The political hot potato that the Indian-sponsored elections have become, is evident from the crisis the APHC (M) plunged into almost overnight, by one of its constituent members, Mr.Abbas Ansari’s calling the election boycott a “non-issue”. Public resentment and reaction was sharp and swift, unnerving the pliant faction of the APHC. It quickly fell in line with the will of the masses. It is not the militants, but the masses that chastised the leadership for betraying the national trust.  Such is the emotional and the political landscape of Kashmir. The group’s chairman had to return immediately from India to stave off a disastrous fate for the amalgam.  APHC( M )had to quickly distance itself from Mr. Ansari and restate its repudiation of the elections. Such is the cynicism and disdain with which the Kashmiris look at the elections which are shoved down the throats of Kashmiris. To reiterate once again, that is not so because the Kashmiris have some sort of inherent disregard for democratic elections, far from that, they have been giving immense sacrifices for the last 61 years to acquire the right to vote and to savor the taste of democracy. However, they viscerally hate Indian attitude and audacity to say what is right for the Kashmiris, the rightful owners of Kashmir. Sure the want elections, sure they want a popular pluralistic democracy, but they want that decision to be made by the Kashmiris themselves in total freedom. They want the walls of the “largest prison” in the world torn down before they can participate in the elections. They want the Indian soldiers off their streets and out of their neighborhoods before they can vote without fear and intimidation.  After all why are the Indians at the verge of forcing millions of Kashmiris at gunpoint to get out and vote, while they have already placed political and civic leaders in detention in side their homes and inside prisons? Is that not a clear contradiction in policies of the rulers? In Kashmir the only people who are really free are the Indian soldiers. They are the only ones roaming the streets of Kashmir freely. Kashmiris are prisoners in their homeland. It is a new era apartheid where the Indian colonialists are the overlords and Kashmiris the subjects with an allocated status at the discretion of the Indian bureaucracy. There is no room for unfettered voting as long as Security Forces remain on the streets.

What they also want to achieve is the right of self-determination first; and the right to elect their representatives to govern them next. They do not want to put the cart before the horse, but the horse before the cart. Then alone will the Kashmiri society support elections and guarantee peace.

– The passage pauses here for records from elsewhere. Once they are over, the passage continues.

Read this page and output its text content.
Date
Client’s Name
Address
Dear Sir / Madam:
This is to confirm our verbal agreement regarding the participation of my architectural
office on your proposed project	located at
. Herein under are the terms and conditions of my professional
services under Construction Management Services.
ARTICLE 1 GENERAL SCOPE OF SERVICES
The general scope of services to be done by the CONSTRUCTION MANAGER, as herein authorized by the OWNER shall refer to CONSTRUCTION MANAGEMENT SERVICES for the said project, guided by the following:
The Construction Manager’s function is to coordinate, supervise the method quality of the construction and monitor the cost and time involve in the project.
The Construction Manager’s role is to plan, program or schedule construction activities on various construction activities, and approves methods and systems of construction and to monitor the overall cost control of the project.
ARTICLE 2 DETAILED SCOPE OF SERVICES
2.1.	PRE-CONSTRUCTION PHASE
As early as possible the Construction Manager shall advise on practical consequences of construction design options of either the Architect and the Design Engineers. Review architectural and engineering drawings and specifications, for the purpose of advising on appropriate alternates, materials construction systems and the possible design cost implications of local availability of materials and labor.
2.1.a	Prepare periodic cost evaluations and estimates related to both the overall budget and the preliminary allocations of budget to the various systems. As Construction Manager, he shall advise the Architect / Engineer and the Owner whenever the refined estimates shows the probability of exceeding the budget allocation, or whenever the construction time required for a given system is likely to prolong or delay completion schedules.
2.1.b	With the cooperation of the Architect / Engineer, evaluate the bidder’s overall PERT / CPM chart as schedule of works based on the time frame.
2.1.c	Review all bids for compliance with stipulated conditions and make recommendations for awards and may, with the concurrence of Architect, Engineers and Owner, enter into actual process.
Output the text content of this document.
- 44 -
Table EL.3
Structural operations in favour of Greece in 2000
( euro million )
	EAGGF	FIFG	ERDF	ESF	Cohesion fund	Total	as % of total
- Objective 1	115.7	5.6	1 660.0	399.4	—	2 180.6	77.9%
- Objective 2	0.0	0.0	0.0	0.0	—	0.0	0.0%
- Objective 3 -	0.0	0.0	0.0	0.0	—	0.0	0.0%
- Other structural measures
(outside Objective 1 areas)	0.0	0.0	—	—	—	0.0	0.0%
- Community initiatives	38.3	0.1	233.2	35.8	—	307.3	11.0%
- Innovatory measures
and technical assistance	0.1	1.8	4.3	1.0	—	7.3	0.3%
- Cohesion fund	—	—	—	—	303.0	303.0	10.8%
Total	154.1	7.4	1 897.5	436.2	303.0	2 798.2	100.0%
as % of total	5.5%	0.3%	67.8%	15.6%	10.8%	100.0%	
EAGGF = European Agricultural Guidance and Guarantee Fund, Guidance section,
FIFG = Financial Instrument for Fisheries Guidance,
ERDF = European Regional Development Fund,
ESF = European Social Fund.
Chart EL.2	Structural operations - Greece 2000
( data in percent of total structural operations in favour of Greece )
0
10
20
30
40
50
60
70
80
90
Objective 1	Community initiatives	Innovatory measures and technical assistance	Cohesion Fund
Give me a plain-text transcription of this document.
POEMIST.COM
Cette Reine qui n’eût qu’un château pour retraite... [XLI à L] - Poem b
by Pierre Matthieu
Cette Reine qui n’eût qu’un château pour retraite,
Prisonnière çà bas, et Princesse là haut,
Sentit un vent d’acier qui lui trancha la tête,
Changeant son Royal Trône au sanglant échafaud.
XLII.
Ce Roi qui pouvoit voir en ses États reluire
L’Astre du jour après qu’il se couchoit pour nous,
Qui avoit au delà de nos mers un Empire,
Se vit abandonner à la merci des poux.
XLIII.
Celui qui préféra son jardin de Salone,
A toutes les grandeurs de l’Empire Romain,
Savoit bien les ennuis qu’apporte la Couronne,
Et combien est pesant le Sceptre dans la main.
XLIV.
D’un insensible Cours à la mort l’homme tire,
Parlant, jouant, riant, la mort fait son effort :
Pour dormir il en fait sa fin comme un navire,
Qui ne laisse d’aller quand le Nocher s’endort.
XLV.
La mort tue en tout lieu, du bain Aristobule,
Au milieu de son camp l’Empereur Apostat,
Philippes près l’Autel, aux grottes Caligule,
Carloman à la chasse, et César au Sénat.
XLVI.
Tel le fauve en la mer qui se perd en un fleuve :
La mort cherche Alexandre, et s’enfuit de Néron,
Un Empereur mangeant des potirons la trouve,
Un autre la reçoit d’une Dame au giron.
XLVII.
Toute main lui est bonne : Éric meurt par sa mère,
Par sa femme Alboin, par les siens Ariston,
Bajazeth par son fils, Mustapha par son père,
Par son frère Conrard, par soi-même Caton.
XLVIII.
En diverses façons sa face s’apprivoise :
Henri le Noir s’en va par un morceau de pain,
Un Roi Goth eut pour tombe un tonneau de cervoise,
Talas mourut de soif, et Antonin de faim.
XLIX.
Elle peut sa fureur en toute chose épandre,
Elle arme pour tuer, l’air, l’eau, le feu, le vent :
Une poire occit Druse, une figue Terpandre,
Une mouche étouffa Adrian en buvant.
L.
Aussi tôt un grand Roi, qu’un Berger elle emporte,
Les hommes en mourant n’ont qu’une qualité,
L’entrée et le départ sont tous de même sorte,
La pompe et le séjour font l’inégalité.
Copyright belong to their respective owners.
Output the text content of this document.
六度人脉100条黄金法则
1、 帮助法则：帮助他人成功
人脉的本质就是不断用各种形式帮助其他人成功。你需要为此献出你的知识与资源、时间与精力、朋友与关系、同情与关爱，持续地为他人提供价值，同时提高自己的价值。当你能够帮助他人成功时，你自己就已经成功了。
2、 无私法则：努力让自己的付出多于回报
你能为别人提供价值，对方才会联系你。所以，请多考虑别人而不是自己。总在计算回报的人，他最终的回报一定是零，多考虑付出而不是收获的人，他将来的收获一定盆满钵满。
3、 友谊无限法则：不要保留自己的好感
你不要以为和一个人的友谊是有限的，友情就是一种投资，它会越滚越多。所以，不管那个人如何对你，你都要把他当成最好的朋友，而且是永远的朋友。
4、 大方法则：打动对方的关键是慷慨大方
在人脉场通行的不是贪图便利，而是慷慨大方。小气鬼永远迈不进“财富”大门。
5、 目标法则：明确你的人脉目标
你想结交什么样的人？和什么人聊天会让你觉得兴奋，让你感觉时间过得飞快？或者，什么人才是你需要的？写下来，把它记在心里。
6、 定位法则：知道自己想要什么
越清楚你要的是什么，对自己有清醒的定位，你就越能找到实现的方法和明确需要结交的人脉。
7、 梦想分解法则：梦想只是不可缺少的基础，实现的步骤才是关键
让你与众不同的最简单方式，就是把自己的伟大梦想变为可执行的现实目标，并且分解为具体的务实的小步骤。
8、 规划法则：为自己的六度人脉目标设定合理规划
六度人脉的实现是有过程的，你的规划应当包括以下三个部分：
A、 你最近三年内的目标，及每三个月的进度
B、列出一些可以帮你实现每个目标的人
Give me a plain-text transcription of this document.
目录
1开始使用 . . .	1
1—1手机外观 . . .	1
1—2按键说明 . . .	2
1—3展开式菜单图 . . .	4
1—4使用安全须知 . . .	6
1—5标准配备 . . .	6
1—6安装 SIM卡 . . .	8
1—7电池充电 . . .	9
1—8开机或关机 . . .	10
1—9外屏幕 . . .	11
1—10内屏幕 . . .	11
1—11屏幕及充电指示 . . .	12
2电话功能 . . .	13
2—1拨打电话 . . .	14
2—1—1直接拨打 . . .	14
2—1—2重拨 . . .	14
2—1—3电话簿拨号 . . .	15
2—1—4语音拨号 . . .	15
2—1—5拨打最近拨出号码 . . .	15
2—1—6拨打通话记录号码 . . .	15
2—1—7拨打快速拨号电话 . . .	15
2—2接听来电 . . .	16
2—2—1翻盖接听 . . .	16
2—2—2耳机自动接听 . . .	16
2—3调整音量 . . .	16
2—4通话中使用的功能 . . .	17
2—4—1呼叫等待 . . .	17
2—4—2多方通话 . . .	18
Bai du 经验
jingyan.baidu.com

 The international community, particularly the United States of America can and must act, and persuade India to enter in to a tripartite and mediated dialogue with Pakistan and Kashmiri leadership to set a timetable to hold UNSC sanctioned plebiscite in the entire State of Jammu and Kashmir. It is not befitting or acceptable to Kashmiris nor is it in the best interest of the regional peace to keep giving a pass to India on Kashmir issue. We urge that the Ambassador Richard Holbrook, not show special deference to India in addressing the Kashmir issue in tandem with the over all geopolitical crisis in the region.